1907 - Jack London published his essay “Learning Hawaiian Surfing”
Surfing became known as the ‘Sport of Kings’, because throughout its history in Hawaii it was widely practiced by Royalty. It had huge significance in island life, for the ruling families and everyday folk.
The author Jack London later called it ‘A Royal Sport’ in his essay “Learning Hawaiian Surfing” This is a much more accurate description, because both Kings and Queens surfed. In fact many of the early ‘champion’ surfers were women. Jack London met with George Freeth.
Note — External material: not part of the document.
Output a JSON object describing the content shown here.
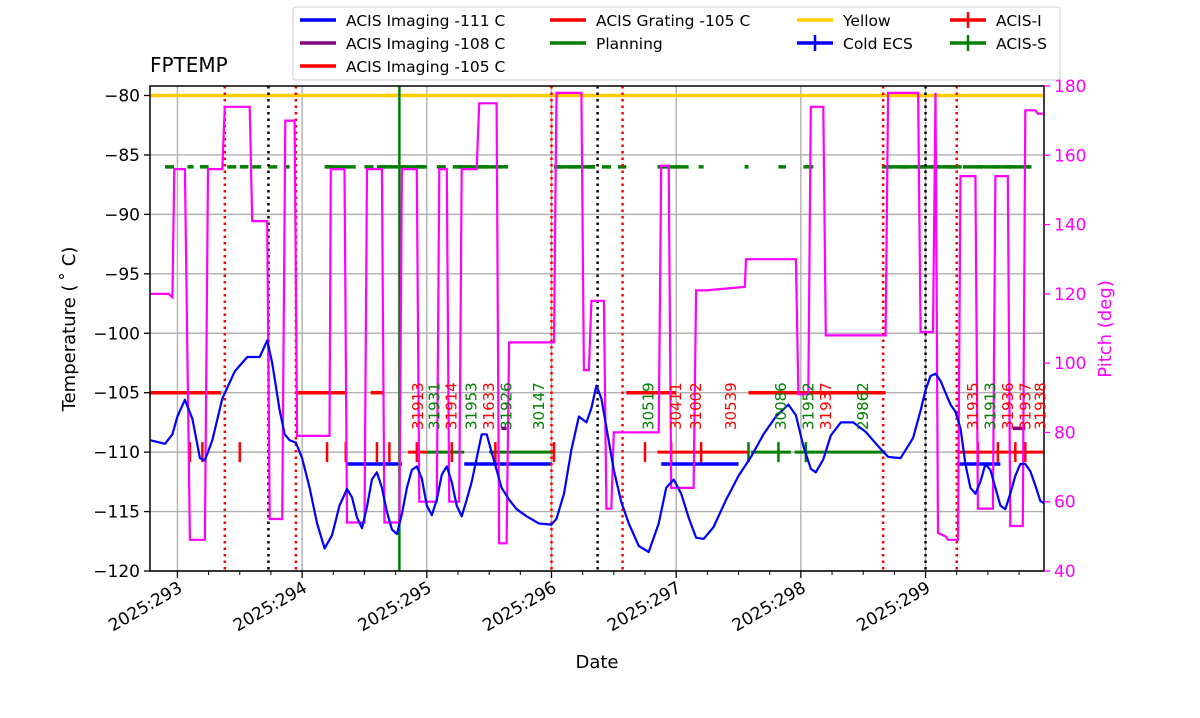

In 1907, famous author Jack London came to Hawai’i with his wife Charmian and were celebrities. There were a few surfers on the beach at Waikiki at that time, a loose clique of Hawaiians and part-Hawaiians who formed a club called the Waikiki Swimming Club. London met that crew and was introduced to the joy of surfing by Alexander Hume Ford, an eccentric journalist. Ford took London surfing, and London met the most celebrated Waikiki beach boy of the time, a 23-year-old Irish/Hawaiian named George Freeth. London was a renowned writer, Ford a habitual organizer and Freeth a great waterman. What they had in common was a love of surfing, and their combined talents breathed life into a dying, beautiful sport – the Sport of Kings. In 1907 London wrote A Royal Sport: Surfing in Waikiki, which included descriptions of Waikiki and Alexander Hume Ford. His story was published in the October, 1907 edition of The Lady’s Home Companion and again in 1911 as part of The Cruise of the Snark.